Spectrum Reconstruction Technique and Improved Naive Bayes Models for Text Classification Problems

Series
Dissertation Defense
Time
Thursday, April 16, 2020 - 2:00pm for 1 hour (actually 50 minutes)
Location
Bluejeans Meeting 866242745
Speaker
Zhibo Dai – Georgia Tech – zdai37@gatech.edu
Organizer
Zhibo (Roger) Dai

My thesis studies two topics. In the first part, we study the spectrum reconstruction technique. As is known to all, eigenvalues play an important role in many research fields and are foundation to many practical techniques such like PCA (Principal Component Analysis). We believe that related algorithms should perform better with more accurate spectrum estimation. There was an approximation formula proposed by Prof. Matzinger. However, they didn't give any proof. In our research, we show why the formula works. And when both number of features and dimension of space go to infinity, we find the order of error for the approximation formula, which is related to a constant C-the ratio of dimension of space and number of features.

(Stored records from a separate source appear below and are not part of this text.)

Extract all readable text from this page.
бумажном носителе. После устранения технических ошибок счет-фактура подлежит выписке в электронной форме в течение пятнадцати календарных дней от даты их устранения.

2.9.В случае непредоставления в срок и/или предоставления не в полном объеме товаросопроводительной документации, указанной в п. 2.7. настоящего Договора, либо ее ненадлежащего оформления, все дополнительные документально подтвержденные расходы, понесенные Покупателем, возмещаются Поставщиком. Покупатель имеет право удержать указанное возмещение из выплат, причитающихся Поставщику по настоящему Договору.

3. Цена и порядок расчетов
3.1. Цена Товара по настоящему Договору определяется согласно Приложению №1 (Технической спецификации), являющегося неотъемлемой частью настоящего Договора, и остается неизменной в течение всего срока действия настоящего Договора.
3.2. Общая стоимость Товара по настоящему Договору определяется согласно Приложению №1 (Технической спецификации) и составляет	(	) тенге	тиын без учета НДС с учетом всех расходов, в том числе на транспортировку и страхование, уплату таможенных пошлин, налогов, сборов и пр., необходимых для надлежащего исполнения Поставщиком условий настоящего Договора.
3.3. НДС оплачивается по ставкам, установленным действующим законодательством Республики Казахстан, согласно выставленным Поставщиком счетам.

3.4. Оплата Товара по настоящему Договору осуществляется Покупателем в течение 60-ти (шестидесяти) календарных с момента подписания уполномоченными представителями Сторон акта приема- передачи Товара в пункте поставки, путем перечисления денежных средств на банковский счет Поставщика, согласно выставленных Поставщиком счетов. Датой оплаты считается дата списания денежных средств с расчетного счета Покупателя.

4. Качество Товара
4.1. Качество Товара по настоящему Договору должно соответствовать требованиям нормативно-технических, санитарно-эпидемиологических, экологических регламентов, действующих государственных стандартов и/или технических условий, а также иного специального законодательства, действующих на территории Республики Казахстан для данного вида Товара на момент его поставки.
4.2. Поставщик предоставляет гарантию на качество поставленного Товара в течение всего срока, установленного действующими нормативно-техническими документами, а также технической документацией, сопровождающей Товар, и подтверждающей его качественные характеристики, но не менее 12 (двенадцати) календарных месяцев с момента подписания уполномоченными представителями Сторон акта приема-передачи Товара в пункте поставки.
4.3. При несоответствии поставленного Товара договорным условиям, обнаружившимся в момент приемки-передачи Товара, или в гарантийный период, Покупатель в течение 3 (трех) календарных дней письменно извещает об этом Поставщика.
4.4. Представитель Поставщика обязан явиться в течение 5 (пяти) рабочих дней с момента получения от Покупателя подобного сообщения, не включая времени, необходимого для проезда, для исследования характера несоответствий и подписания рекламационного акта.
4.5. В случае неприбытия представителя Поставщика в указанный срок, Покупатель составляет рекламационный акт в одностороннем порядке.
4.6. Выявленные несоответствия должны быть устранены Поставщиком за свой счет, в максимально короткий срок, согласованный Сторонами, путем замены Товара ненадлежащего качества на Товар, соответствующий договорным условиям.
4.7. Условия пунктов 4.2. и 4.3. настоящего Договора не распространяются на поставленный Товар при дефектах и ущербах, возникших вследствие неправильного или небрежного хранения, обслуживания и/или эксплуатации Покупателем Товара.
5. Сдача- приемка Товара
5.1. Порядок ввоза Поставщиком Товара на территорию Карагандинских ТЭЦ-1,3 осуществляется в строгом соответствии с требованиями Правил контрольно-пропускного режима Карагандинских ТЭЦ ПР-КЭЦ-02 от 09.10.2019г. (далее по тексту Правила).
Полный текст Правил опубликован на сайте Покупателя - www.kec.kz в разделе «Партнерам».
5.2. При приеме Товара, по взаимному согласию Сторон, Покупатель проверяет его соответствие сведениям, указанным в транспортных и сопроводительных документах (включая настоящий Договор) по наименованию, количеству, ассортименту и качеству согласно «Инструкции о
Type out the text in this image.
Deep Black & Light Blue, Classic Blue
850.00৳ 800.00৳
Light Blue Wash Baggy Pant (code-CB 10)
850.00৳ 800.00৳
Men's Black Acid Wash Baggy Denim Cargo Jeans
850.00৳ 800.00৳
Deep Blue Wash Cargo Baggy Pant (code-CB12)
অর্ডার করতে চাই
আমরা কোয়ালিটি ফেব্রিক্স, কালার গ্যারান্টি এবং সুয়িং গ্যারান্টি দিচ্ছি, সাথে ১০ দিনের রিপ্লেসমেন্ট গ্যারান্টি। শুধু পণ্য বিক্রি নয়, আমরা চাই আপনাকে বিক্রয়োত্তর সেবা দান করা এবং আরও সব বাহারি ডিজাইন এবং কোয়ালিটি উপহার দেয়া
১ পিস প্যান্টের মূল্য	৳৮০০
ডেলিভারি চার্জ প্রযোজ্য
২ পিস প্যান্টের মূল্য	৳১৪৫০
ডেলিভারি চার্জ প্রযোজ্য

In the second part, we focus on some applications of Naive Bayes models in text classification problems. Especially we focus on two special situations: 1) there is insufficient data for model training; 2) partial labeling problem. We choose Naive Bayes as our base model and do some improvement on the model to achieve better performance in those two situations. To improve model performance and to utilize as many information as possible, we introduce a correlation factor, which somehow relaxes the conditional independence assumption of Naive Bayes. The new estimates are biased estimation compared to the traditional Naive Bayes estimate, but have much smaller variance, which give us a better prediction result.